In reality, my SO and I go most places together and I do typically inform him when I am leaving. I just don’t think it should be expected (and he agrees). Plus, we have cell phones, so there is no need to wonder when anyone is returning when we could just ask.
Lately though, my adult daughter has been camping out on my sofa and seems to have developed some weird expectation that I inform her of my whereabouts. If she was actually collecting the information for a reason, like planning a meal (ha ha) or something, fine, but she is only being nosy, so it is annoying.
I think it’s really something that’s individual to a relationship and people individual preferences. But the default is probably “give a heads up” and that’s going to be most people’s comfort zone.
I don’t think it’s “just being nosy.” I think it’s just a personal preference, and likely related to how much of a planner you are.
Somewhat reluctantly, yes. It was a joke in my family that they’d hear me say, “I’m going - I’ll be back” a split second before the door slammed. I still say that to my husband, but he generally has an idea of whether I’ll be back in an hour or in a week.
I don’t like accounting for my whereabouts for some reason.
Yes. My wife gets all huffy if I leave without saying anything. Sometimes I may specify where I’m going, sometimes it’s just “out”.

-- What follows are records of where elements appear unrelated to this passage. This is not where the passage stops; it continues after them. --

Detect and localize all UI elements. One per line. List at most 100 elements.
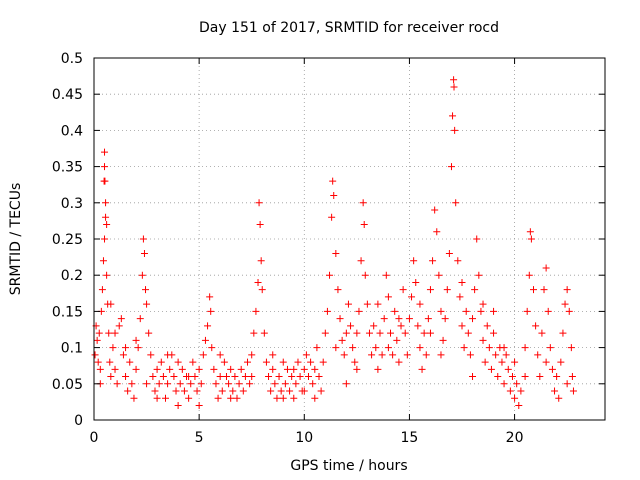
- data-point: [122, 344, 130, 352]
- data-point: [101, 235, 109, 243]
- data-point: [132, 336, 140, 344]
- data-point: [124, 387, 132, 395]
- data-point: [105, 329, 113, 337]
- data-point: [155, 380, 163, 388]
- data-point: [508, 373, 516, 381]
- data-point: [267, 387, 275, 395]
- x-axis-label: GPS time / hours: [290, 458, 407, 474]
- data-point: [172, 387, 180, 395]
- data-point: [323, 307, 331, 315]
- chart-title: Day 151 of 2017, SRMTID for receiver roc…: [199, 20, 499, 36]
- data-point: [126, 358, 134, 366]
- data-point: [479, 336, 487, 344]
- data-point: [290, 394, 298, 402]
- data-point: [368, 351, 376, 359]
- data-point: [483, 322, 491, 330]
- data-point: [391, 307, 399, 315]
- data-point: [220, 358, 228, 366]
- data-point: [185, 394, 193, 402]
- data-point: [229, 387, 237, 395]
- data-point: [342, 380, 350, 388]
- data-point: [265, 373, 273, 381]
- data-point: [517, 387, 525, 395]
- data-point: [334, 286, 342, 294]
- data-point: [145, 329, 153, 337]
- data-point: [336, 315, 344, 323]
- data-point: [254, 278, 262, 286]
- data-point: [569, 387, 577, 395]
- data-point: [281, 380, 289, 388]
- data-point: [187, 380, 195, 388]
- data-point: [349, 344, 357, 352]
- data-point: [332, 344, 340, 352]
- data-point: [462, 307, 470, 315]
- data-point: [313, 344, 321, 352]
- data-point: [460, 344, 468, 352]
- gridlines: [94, 58, 605, 420]
- axis-ticks: [93, 57, 605, 421]
- data-point: [178, 365, 186, 373]
- data-point: [380, 315, 388, 323]
- data-point: [143, 380, 151, 388]
- data-point: [153, 365, 161, 373]
- data-point: [109, 344, 117, 352]
- data-point: [300, 365, 308, 373]
- data-points: [91, 76, 577, 410]
- data-point: [307, 358, 315, 366]
- data-point: [361, 271, 369, 279]
- data-point: [441, 315, 449, 323]
- data-point: [311, 365, 319, 373]
- data-point: [139, 235, 147, 243]
- data-point: [378, 351, 386, 359]
- data-point: [481, 358, 489, 366]
- data-point: [166, 365, 174, 373]
- data-point: [227, 365, 235, 373]
- data-point: [321, 329, 329, 337]
- data-point: [347, 322, 355, 330]
- data-point: [252, 307, 260, 315]
- data-point: [376, 329, 384, 337]
- data-point: [426, 329, 434, 337]
- data-point: [111, 365, 119, 373]
- data-point: [338, 336, 346, 344]
- data-point: [290, 365, 298, 373]
- data-point: [363, 300, 371, 308]
- data-point: [365, 329, 373, 337]
- data-point: [96, 365, 104, 373]
- data-point: [132, 365, 140, 373]
- data-point: [239, 387, 247, 395]
- data-point: [174, 358, 182, 366]
- data-point: [315, 373, 323, 381]
- data-point: [498, 358, 506, 366]
- data-point: [255, 199, 263, 207]
- data-point: [557, 358, 565, 366]
- data-point: [130, 394, 138, 402]
- data-point: [437, 351, 445, 359]
- data-point: [207, 307, 215, 315]
- data-point: [159, 373, 167, 381]
- data-point: [151, 387, 159, 395]
- data-point: [161, 394, 169, 402]
- data-point: [257, 257, 265, 265]
- x-tick-label: 10: [295, 430, 313, 446]
- data-point: [521, 373, 529, 381]
- data-point: [106, 358, 114, 366]
- data-point: [185, 373, 193, 381]
- data-point: [559, 329, 567, 337]
- data-point: [544, 307, 552, 315]
- data-point: [445, 249, 453, 257]
- x-tick-label: 5: [195, 430, 204, 446]
- data-point: [452, 199, 460, 207]
- data-point: [410, 257, 418, 265]
- data-point: [107, 300, 115, 308]
- data-point: [534, 351, 542, 359]
- y-tick-label: 0.35: [52, 160, 83, 176]
- data-point: [408, 293, 416, 301]
- data-point: [449, 112, 457, 120]
- data-point: [143, 300, 151, 308]
- x-tick-label: 0: [90, 430, 99, 446]
- data-point: [397, 322, 405, 330]
- data-point: [119, 351, 127, 359]
- data-point: [555, 394, 563, 402]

For whatever it’s worth, I’d find someone nagging me by phone about where I was and when I was coming back a ton more annoying than being expected to mention where I was going when I left.
What if you end up going other places? Do you keep them posted?

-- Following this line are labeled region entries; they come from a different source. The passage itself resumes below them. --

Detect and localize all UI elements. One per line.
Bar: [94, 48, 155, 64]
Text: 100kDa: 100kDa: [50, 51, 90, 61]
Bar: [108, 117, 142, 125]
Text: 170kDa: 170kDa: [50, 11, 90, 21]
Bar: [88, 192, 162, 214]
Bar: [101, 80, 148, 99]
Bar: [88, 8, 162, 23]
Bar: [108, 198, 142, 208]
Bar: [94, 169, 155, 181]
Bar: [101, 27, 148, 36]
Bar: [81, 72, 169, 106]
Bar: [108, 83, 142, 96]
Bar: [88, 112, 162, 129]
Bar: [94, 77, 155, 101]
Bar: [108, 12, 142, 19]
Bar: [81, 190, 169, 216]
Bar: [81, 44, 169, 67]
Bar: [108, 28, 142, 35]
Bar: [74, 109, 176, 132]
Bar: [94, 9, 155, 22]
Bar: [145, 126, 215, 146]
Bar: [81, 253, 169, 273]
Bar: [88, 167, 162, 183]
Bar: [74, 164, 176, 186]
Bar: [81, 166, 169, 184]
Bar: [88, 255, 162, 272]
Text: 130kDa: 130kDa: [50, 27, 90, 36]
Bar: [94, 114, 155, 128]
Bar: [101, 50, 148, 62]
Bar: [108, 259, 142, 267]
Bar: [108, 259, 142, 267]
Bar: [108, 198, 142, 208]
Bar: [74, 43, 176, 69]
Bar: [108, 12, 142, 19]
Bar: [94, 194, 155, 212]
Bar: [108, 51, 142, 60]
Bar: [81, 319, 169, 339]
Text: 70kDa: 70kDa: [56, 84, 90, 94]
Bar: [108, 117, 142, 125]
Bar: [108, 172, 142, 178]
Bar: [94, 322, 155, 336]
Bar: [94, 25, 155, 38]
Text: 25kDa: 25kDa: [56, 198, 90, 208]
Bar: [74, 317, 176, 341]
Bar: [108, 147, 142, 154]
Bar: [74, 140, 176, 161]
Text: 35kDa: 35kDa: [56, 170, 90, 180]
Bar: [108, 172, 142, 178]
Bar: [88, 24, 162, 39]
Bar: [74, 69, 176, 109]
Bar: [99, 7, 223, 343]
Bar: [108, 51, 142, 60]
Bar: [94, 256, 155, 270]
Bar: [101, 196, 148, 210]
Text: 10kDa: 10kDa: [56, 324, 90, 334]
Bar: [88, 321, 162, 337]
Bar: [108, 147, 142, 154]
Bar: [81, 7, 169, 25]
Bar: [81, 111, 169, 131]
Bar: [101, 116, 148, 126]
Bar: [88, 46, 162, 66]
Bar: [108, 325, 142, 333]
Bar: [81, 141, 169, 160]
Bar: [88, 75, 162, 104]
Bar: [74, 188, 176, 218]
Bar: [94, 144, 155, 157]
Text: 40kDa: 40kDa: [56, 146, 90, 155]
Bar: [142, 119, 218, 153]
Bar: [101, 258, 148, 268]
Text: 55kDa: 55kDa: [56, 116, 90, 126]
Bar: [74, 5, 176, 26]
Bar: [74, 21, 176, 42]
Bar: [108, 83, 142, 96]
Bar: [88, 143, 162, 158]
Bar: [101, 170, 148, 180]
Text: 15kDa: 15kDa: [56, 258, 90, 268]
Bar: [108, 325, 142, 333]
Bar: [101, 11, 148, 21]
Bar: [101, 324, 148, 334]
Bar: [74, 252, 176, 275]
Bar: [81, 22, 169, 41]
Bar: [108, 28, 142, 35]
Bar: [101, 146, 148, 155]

What if they are asleep when you leave? Do you wake them up to tell them? Leave a note?
Personally, I don’t want anyone’s plans to be contingent on my presence without my consent. If I leave the house and say I’m going to the hardware store, I don’t want people worrying because I’m not back in an hour after deciding to stop by the grocery store as well, nor do I want to commit myself when I leave to stopping by the post office or whatever while I’m out. I like to decide things as I go, not plan out every minute in advance, but once I’ve announced my intentions I have less freedom to do that.
First but more “usually”. Its a habit we developed when we still had 4 elderly parents and emergencies happened now and then. Never saw a need to drop it.
Well, obviously I don’t like it either, but at least there would be a reason for the inquiry, not just some weird sense that everywhere you go is someone else’s business. I’d never ask where someone was or when they’d be back unless it affected some decision I’d have to make, like ordering a different sized pizza or something.
My husband and I work different shifts, so often one wakes up expecting the other to be there but they aren’t. After a few unnecessary phone calls, we developed the habit of leaving notes if the other one is sleeping. Even just “out for a walk” if one decides to exercise or whatever, because it’s weird to wake up and see his car here but not find him about.
Honestly, I guess it doesn’t come up that often. 90% of the time, I go to work, I come home. If I am running errands, I am more likely to cut them short than to add to them. If my plans change, I’d text home if 1) it changed the time frame significantly or 2) there was a chance my husband wanted something at the new location–like if I was suddenly going to stop by the grocery store, I’d let him know so he could tell me if he needed anything. But if I remembered dry cleaning on the way home and swung in to get it, no, I wouldn’t bother.
If I told my husband I was having coffee after work with friend and we changed plans and went to a bar, instead, I wouldn’t go out of my way to tell him, because from his point of view, it’s still the same narrative–I am out with friends. In the summer, I have a couple part time work-when-I-want-to jobs, and I’m likely just to tell him Ill be out all day, not give him my schedule. But I do let him know when I will be home, and where I am if it’s useful to him.